I googled this a little but couldn't find a good result.

Right now I'm building a web site and I'm trying to make it as correct as possible from a design point of view from the beginning.

The problem I'm now facing is that when deciding to start with logging I needed a project to place this code in. As I could not find a suitable place in my currect projects I thought: hey, why not a logging class library?

Is there a general guideline on how many projects you should have? I know this would be a rather small project but it would be nice to entirely get it out of my way!

Any hints are appreciated :)

Was it helpful?

Solution

Absolutely you should have a logging library. And if you're going to make this as 'correct as possible from a design point of view' and your proect is less than trivial then you should definitely have some number of projects. The thing is, we have no idea what you're working on besides the fact that it's a web app. It's the biz domain that often determines how complex your solution has to be.

OTHER TIPS

I'd go for a three-tier architecture for a small project.

This would include:

  1. Application Layer
  2. Business Layer
  3. Data Layer

but if you want to add logging, it would be best to create another project. This would also help you so that if you want to add logging to another application, you can just include the logging project.

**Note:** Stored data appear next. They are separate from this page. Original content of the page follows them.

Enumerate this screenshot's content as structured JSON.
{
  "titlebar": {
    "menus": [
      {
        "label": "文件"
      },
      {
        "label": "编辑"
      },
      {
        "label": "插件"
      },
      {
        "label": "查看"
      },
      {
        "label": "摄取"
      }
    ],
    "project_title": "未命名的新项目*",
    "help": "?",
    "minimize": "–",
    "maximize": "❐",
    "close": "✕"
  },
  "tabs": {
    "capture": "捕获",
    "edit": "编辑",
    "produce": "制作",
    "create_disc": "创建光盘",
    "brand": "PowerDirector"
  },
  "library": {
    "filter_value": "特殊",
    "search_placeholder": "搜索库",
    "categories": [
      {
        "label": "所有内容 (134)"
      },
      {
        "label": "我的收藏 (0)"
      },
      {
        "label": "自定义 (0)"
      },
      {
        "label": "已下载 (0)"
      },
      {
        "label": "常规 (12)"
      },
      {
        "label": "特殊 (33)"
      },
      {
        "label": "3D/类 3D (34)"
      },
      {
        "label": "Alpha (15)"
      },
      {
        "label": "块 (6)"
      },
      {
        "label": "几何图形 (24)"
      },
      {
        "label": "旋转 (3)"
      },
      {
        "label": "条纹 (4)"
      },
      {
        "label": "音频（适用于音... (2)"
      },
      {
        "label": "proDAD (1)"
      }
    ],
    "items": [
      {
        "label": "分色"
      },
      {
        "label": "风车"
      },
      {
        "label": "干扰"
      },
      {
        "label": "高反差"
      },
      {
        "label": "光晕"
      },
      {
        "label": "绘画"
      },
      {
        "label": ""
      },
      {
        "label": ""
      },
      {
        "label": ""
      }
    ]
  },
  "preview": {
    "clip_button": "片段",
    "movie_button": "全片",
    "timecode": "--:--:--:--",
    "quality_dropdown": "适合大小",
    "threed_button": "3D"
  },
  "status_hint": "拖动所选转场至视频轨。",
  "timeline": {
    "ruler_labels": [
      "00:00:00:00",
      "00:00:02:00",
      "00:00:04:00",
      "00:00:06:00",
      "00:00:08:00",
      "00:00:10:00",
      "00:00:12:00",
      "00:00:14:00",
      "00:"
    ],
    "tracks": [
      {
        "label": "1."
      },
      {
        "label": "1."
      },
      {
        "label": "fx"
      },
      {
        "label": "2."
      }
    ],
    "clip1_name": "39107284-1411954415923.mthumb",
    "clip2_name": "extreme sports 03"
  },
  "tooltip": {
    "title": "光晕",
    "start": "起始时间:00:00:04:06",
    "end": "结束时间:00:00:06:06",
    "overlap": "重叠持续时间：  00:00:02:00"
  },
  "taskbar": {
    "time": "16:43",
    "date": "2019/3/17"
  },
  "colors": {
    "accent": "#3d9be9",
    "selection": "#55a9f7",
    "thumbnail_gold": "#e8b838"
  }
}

Either way would work, if you are concerned about project limit in a solutions. Don't be.

I myself would put it in a separate project or a utility project.

We have a solution with 200+ projects. The downside is long load time in Visual Studio. But past that the only issue is making sure you have enough RAM.

Also, MSBuild.exe has built-in support for SLN files, so look into using that instead of Visual Studio if you are doing automated builds.

"That which changes together should be packaged together", I forget where that guideline comes from (Code Complete maybe?).

In other words your assemblies (projects) should represent a coherent abstraction in the same way your classes/objects do at a lower level.

So yes, a separate logging project is the right way to go (although do check out log4net or Microsoft's logging block before you roll your own!)

Put a logging into a separate project is perfectly fine.However it really depends on the scope of your project.I normally setup my project like this

YourProject.Web(web project)

YourProject.Core(all the business logic)

YourProject.Web.Tests(Watin tests)

YourProject.Web.Core.UnitTests(Unit tests)

YourProject.Web.Core.IntegrationTests(Integration tests)

I suggest you to download some open source Project from asp.net to see how the project have been organized.